• Peter Lawrence

Day Two - Argument Structure and The Impact Calculus Tournament

Today, we ventured further into argument structure. Moving beyond the claim, warrant, and impact model of argumentation, we discussed the Toulmin method, which emphasizes the importance of evidence, and argument maps, which combine both methods to visually depict fully deconstructed arguments. Here's an example of an argument map:

This is a pretty simple map. The claim is on the left side, and green boxes provide support for the main claim. Red boxes are objections, or rebuttals, to the main claim. Here's a map that we drew in lab:

A little messy - but you get the idea! We took a break from argument structure to cover presentation and speaking skills. We gave students actual evidence from debate rounds, and explained its formatting. Students then were able to practice speaking drills that worked on clarity, confidence, and efficiency. After these drills, we had our lunch outside.

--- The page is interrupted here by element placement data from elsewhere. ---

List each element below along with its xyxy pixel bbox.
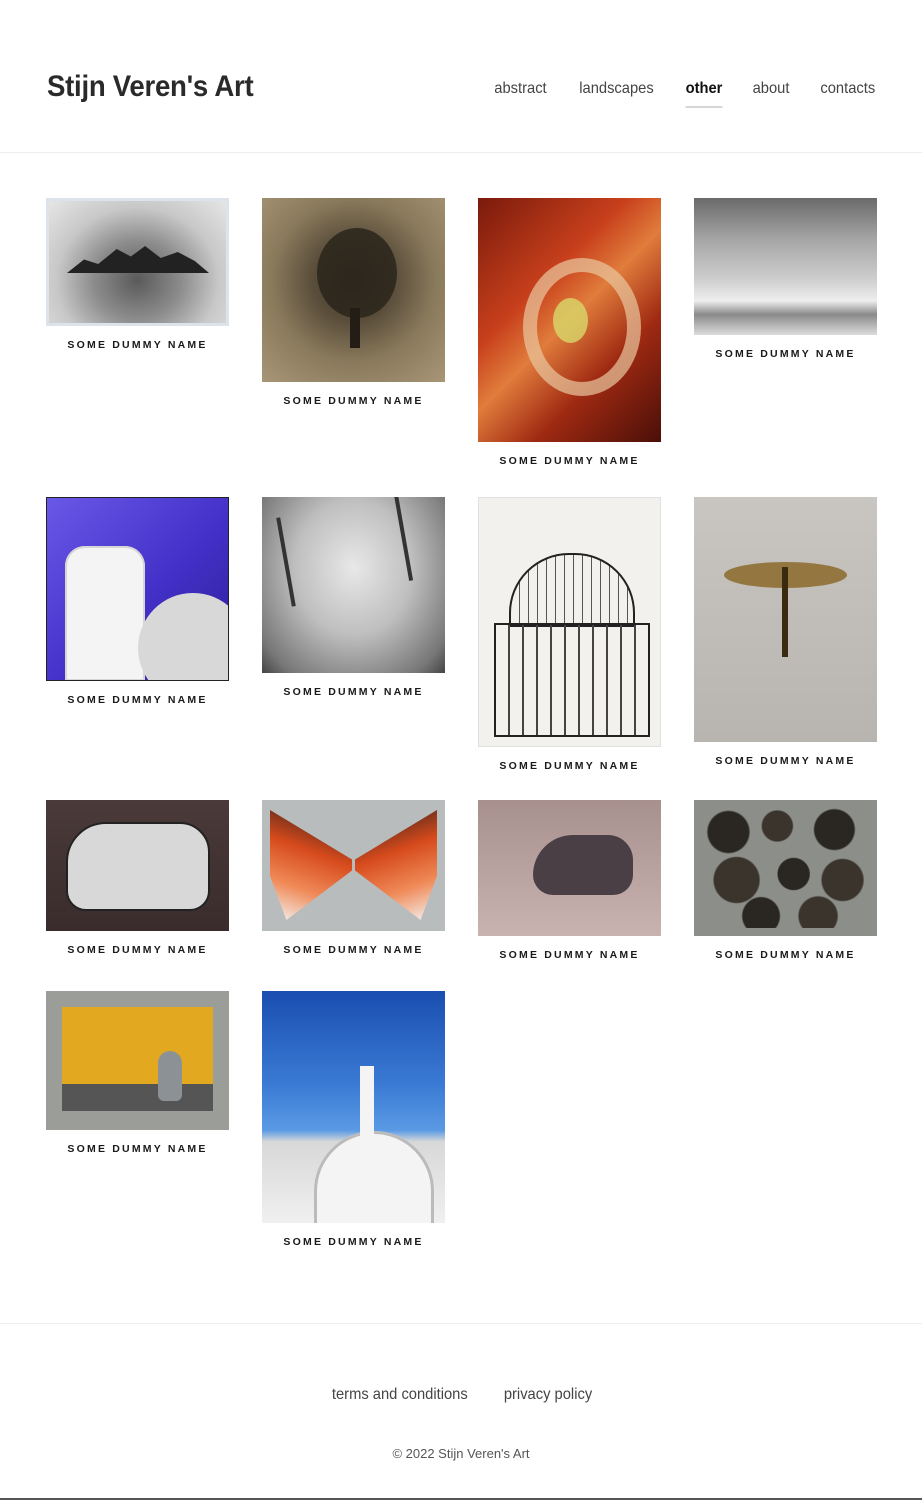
artwork-caption: Some Dummy Name [67,944,208,956]
artwork-image[interactable] [478,800,661,936]
artwork-caption: Some Dummy Name [67,1143,208,1155]
terms-and-conditions-link[interactable]: terms and conditions [332,1386,468,1404]
artwork-image[interactable] [46,198,229,326]
gallery-item[interactable]: Some Dummy Name [262,497,445,698]
nav-item-landscapes[interactable]: landscapes [580,80,654,108]
gallery-item[interactable]: Some Dummy Name [694,800,877,961]
gallery-item[interactable]: Some Dummy Name [694,497,877,767]
privacy-policy-link[interactable]: privacy policy [504,1386,592,1404]
nav-item-abstract[interactable]: abstract [495,80,547,108]
gallery-item[interactable]: Some Dummy Name [46,991,229,1155]
artwork-image[interactable] [694,800,877,936]
gallery-item[interactable]: Some Dummy Name [478,497,661,772]
footer-links: terms and conditions privacy policy [0,1386,922,1404]
artwork-image[interactable] [262,991,445,1223]
gallery-item[interactable]: Some Dummy Name [478,198,661,467]
artwork-caption: Some Dummy Name [715,348,856,360]
artwork-caption: Some Dummy Name [283,944,424,956]
site-header: Stijn Veren's Art abstract landscapes ot… [0,0,922,153]
artwork-image[interactable] [478,497,661,747]
artwork-caption: Some Dummy Name [67,694,208,706]
gallery-item[interactable]: Some Dummy Name [262,800,445,956]
artwork-image[interactable] [262,198,445,382]
artwork-caption: Some Dummy Name [283,686,424,698]
artwork-caption: Some Dummy Name [499,455,640,467]
gallery-item[interactable]: Some Dummy Name [694,198,877,360]
gallery-item[interactable]: Some Dummy Name [46,198,229,351]
nav-item-about[interactable]: about [753,80,790,108]
artwork-caption: Some Dummy Name [715,949,856,961]
gallery-item[interactable]: Some Dummy Name [262,991,445,1248]
gallery-item[interactable]: Some Dummy Name [478,800,661,961]
artwork-caption: Some Dummy Name [67,339,208,351]
copyright-text: © 2022 Stijn Veren's Art [392,1446,530,1461]
artwork-caption: Some Dummy Name [499,949,640,961]
site-footer: terms and conditions privacy policy © 20… [0,1323,922,1500]
site-title[interactable]: Stijn Veren's Art [47,70,254,104]
artwork-image[interactable] [694,497,877,742]
artwork-image[interactable] [46,497,229,681]
nav-item-contacts[interactable]: contacts [821,80,876,108]
artwork-image[interactable] [46,991,229,1130]
artwork-image[interactable] [478,198,661,442]
artwork-caption: Some Dummy Name [283,1236,424,1248]
artwork-caption: Some Dummy Name [283,395,424,407]
artwork-image[interactable] [46,800,229,931]
main-nav: abstract landscapes other about contacts [492,80,878,108]
gallery-item[interactable]: Some Dummy Name [46,497,229,706]
gallery-item[interactable]: Some Dummy Name [46,800,229,956]
artwork-caption: Some Dummy Name [499,760,640,772]
artwork-image[interactable] [262,497,445,673]
artwork-caption: Some Dummy Name [715,755,856,767]
artwork-image[interactable] [262,800,445,931]
nav-item-other[interactable]: other [685,80,723,108]
artwork-image[interactable] [694,198,877,335]
gallery-item[interactable]: Some Dummy Name [262,198,445,407]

Once back from lunch, we returned to argument structure, teaching the different frames for comparing relative impacts: magnitude, probability, timeframe, reversibility, and preventability. We covered the importance of focusing on winning one or two of those frames - it's hard to win all five - and then practiced both our impact calculus and speaking skills in an impact calculus tournament. Students debated impacts from cyberterrorism to racism, and tried to frame their impact as the most important. We were excited to hear students debate a second time today, and we saw improvement even over the last 24 hours in many students' confidence, delivery, and understanding of argument structure. We're excited for tomorrow!